Project 3 - Training VGGNet (Due 10/09)
Objectives:
The objective of this project is to be able to use tensorflow to write
benchmark CNN structures, i.e., VGGNet, and solve a larger-scale problem. Further,
through this project, you learn how to utilize pretrained models and
fine-tune on it to solve your own problem.
Data set used:
CIFAR-10.
- This site gives you an overview of what CIFAR-10 is and how to
download the dataset.
- This
site gives you an update on who is the best in CIFAR-10.
Requirements:
- Task 1: Train a VGGNet from scratch.
- Study the sample code
from Yang Song in Lecture 7 (VGGFace) on how to train a VGGNet from
scratch for face recognition purpose. Adapt the design to CIFAR-10.

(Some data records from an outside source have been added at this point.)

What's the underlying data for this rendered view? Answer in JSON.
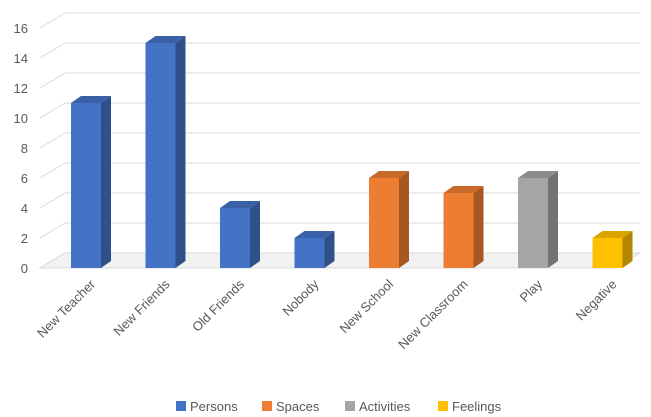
{
  "chart_data": {
    "type": "bar",
    "three_d": true,
    "categories": [
      "New Teacher",
      "New Friends",
      "Old Friends",
      "Nobody",
      "New School",
      "New Classroom",
      "Play",
      "Negative"
    ],
    "values": [
      11,
      15,
      4,
      2,
      6,
      5,
      6,
      2
    ],
    "groups": [
      "Persons",
      "Persons",
      "Persons",
      "Persons",
      "Spaces",
      "Spaces",
      "Activities",
      "Feelings"
    ],
    "legend": [
      {
        "name": "Persons",
        "color": "#4472C4"
      },
      {
        "name": "Spaces",
        "color": "#ED7D31"
      },
      {
        "name": "Activities",
        "color": "#A5A5A5"
      },
      {
        "name": "Feelings",
        "color": "#FFC000"
      }
    ],
    "yticks": [
      "0",
      "2",
      "4",
      "6",
      "8",
      "10",
      "12",
      "14",
      "16"
    ],
    "ylim": [
      0,
      16
    ],
    "grid": true,
    "legend_position": "bottom"
  }
}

- Modify hyperparameters to get to the best performance you can
achieve.
- Task 2: Use a pretrained VGG model.
- Download a pretrained VGG model.
- Fine-tune the hyperparameters (i.e., retrain the pretrained
model using CIFAR-10 dataset) for better performance
Note that this is an open-ended problem. The
leaderboard will be frequently updated to report the best in class.
Report
Please
submit the following through Canvas before midnight on the due date.
- The evaluation graphs (e.g., convergence graph) that you generated from both Tasks 1 and
2. Discuss on the effect of different hyperparameters settings.

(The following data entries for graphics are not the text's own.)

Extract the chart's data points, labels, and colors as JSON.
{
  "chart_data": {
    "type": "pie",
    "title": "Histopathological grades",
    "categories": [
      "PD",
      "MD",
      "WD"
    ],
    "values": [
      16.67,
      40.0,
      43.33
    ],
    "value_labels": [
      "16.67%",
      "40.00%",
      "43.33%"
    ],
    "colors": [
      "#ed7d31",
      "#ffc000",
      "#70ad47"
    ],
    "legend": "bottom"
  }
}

- Discuss various design options regarding cost function and
activation function. Discuss your experience with training a CNN
structure from scratch vs. using a pretrained model. This part of the report should not exceed 2
pages (with double space)
- (For 692 students only) Read [LeCun:1998], [AlexNet:2012], [GoogLeNet:2014],
[VGGNet:2014], [ResNet:2015], and [SENet:cvpr:2018]. Discuss the core ideas that make
the structure such a success. This part of the
report should not exceed 3 pages (with double space).